Recommendation 4. Emphasis should be placed on the Federal funding of research related to fundamental understanding of the mechanisms of climate change. Funding should focus on interdisciplinary teams and avoid narrowly focused discipline research.
***Climate is inherently a very multi- and interdisciplinary field. To make progress in this field requires observations, understanding of individual physical processes, and the cumulative integration of these physical process in the context of climate variability. Climate models are the embodiment of our integral understanding of the climate system. A critical element in the establishment of any theory is whether it has predictive value. The complexity in the greenhouse warming issue is that if we wait until we are convinced as to whether the models have predictive value, then we may have missed a window of opportunity for action if the predictions of the models are actually correct. The funding of interdisciplinary projects is rather problematic in the funding agencies, particularly NSF, where the focus is disciplinary research (NSF would disagree with me, but I am very prepared to argue this point with them should they ever find they want to listen to me on this subject). The big “integration” activities related to climate and particularly climate modelling tend to occur at the govt labs such as NASA GISS, GFDL, and NCAR with some sort of “block funding”. The bottom line is that the greater involvement of statisticians in climate research would be a good thing, and Wegman’s NRC committee might be able to influence this in some way. I note that NCAR does have a Geophysical Statistics program http://www.image.ucar.edu/GSP/, our field is paying attention to such issues.
JC’s summary statement: As summarized in my BAMS article hypothesis must pass three tests if it is to be elevated to a theory:
1. Survive scrutiny and debate, including attacks by skeptics.
2. Be the best existing explanation (physical and statistical) for the particular phenomenon.

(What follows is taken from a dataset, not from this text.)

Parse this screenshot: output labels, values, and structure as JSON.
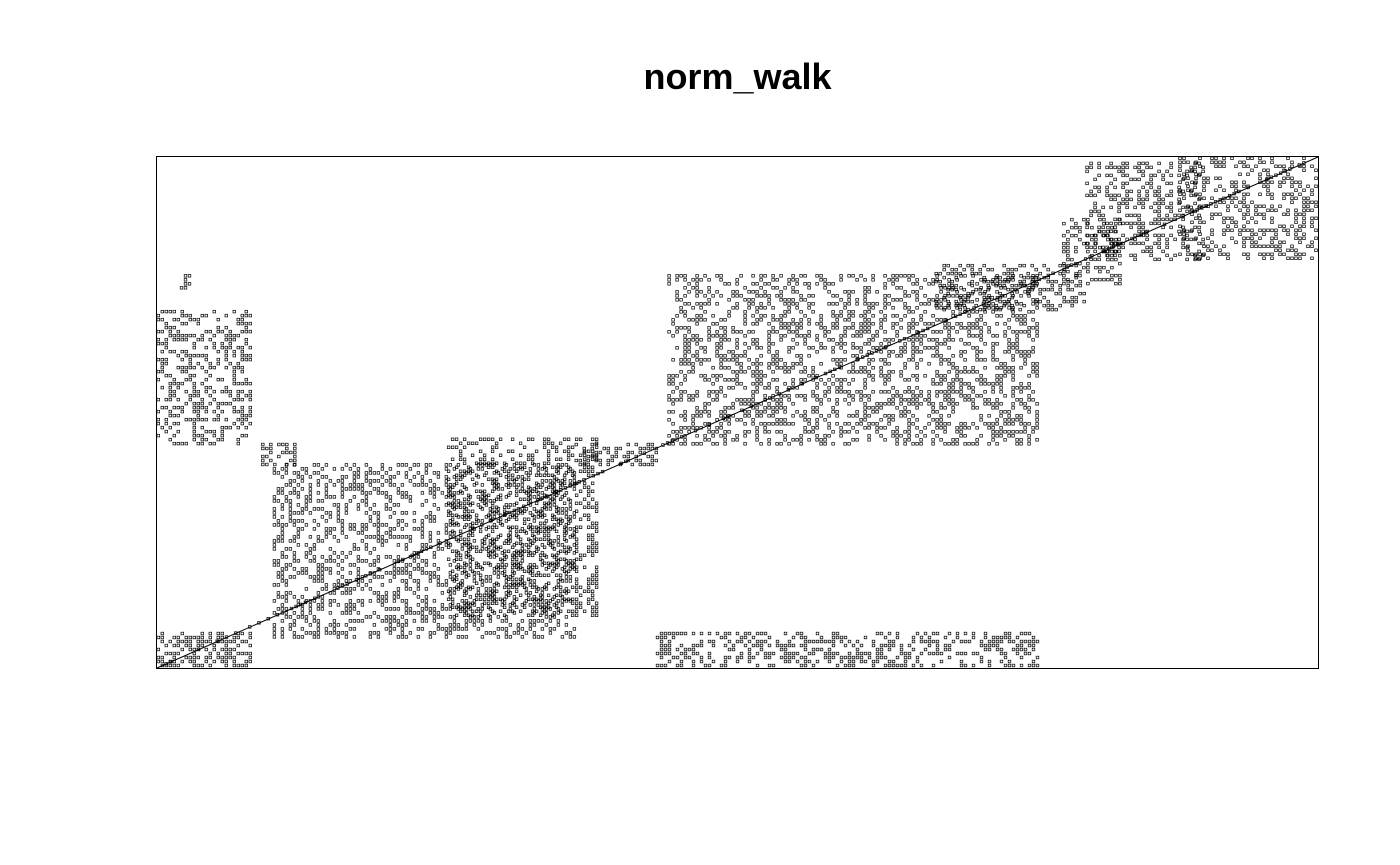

3. Demonstrate predictive capability.
Yes, we all know this, but I think we need periodic reminding of this so that we don’t end up getting all hung up on the minutiae and over react to a single flaw in a paper and infer that the larger hypothesis has been refuted. Skepticism about whether an argument has been made convincingly and the identification of flaws does not imply that hypothesis has been refuted and the converse must therefore be true. There is a difference between science and trial law. Rejection of a hypothesis requires falsification (innocent until proven guilty), although elevation of a hypothesis to theory (complete exoneration and acceptance) must pass more stringent tests. A defense lawyer’s approach is to try to poke a single hole in the prosecution’s case, so the client can get off without conviction. The defense lawyer’s approach to “discrediting” scientific hypotheses doesn’t cut much mustard with scientists in terms of actually falsifying a hypothesis, but the appropriate scientific response should be to do further work to see if the concern raised can be addressed, this is part of the “survive scrutiny and debate, including attacks by skeptics” test. Note, I am sticking to science qua science here, not addressing the fast tracking of hypotheses to policy issue.